AFP - Derrick Ceyrac

Chapitre 4
Un tournage en forme de passage de témoin

Collection ChristopheL via AFP - Etienne George

Dans "Itinéraire d’un enfant gâté" se pressent Jean-Paul Belmondo, Richard Anconina, mais aussi Marie-Sophie Lelouch, Daniel Gélin, Lio, et Paul Belmondo, le fils de Jean-Paul. Et puis, il y a aussi la famille Gruss, du cirque Gruss, et même Salomé Lelouch, la fille du réalisateur, alors toute petite.

Le tournage d’un Lelouch est une affaire familiale avec des collaborateurs qui sont souvent les mêmes, qui se connaissent, qui savent travailler tous ensemble.

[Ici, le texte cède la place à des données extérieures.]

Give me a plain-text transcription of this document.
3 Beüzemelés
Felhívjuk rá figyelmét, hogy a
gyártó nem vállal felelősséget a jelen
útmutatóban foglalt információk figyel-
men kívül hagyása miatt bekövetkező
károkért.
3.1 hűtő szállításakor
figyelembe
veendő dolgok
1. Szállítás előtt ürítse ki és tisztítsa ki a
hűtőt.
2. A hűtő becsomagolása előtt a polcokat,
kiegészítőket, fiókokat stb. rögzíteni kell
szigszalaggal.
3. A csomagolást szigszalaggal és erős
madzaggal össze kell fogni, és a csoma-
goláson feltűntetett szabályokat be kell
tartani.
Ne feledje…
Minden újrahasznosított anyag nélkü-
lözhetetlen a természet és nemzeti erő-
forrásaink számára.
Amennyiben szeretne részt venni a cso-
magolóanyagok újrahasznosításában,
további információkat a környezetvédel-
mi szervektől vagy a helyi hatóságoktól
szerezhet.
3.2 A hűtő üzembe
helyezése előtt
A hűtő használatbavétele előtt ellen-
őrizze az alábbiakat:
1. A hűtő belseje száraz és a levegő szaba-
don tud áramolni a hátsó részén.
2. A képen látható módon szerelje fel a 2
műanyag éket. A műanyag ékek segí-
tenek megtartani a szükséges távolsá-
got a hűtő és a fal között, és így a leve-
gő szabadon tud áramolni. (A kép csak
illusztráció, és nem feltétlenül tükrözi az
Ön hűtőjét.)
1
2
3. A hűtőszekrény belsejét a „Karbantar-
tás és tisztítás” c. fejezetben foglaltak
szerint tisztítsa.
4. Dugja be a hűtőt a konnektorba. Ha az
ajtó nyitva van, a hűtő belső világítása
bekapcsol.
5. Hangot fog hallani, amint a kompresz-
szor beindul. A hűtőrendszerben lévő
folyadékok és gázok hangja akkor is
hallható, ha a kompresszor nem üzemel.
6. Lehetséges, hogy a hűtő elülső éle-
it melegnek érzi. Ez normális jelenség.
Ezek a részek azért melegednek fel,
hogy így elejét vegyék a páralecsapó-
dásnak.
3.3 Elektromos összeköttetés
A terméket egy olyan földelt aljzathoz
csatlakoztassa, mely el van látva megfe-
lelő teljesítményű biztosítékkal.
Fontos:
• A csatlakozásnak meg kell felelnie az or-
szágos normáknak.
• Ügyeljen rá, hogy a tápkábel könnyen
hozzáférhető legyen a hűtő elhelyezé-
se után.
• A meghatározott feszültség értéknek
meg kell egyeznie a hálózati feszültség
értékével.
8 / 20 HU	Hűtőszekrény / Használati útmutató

Ce film multiplie les paysages, de Cologne à San Francisco, de Paris à Singapour, du Zimbabwe à Tahiti. En tout 80'000 kilomètres en avion, bateau, voiture, hélicoptère et même en vélo avec trois équipes de tournage et au final 400 heures de film à monter.

Sur le tournage du film "Itinéraire d'un enfant gâté. [Collection ChristopheL via AFP - Etienne George]
Sur le tournage du film "Itinéraire d'un enfant gâté. [Collection ChristopheL via AFP - Etienne George]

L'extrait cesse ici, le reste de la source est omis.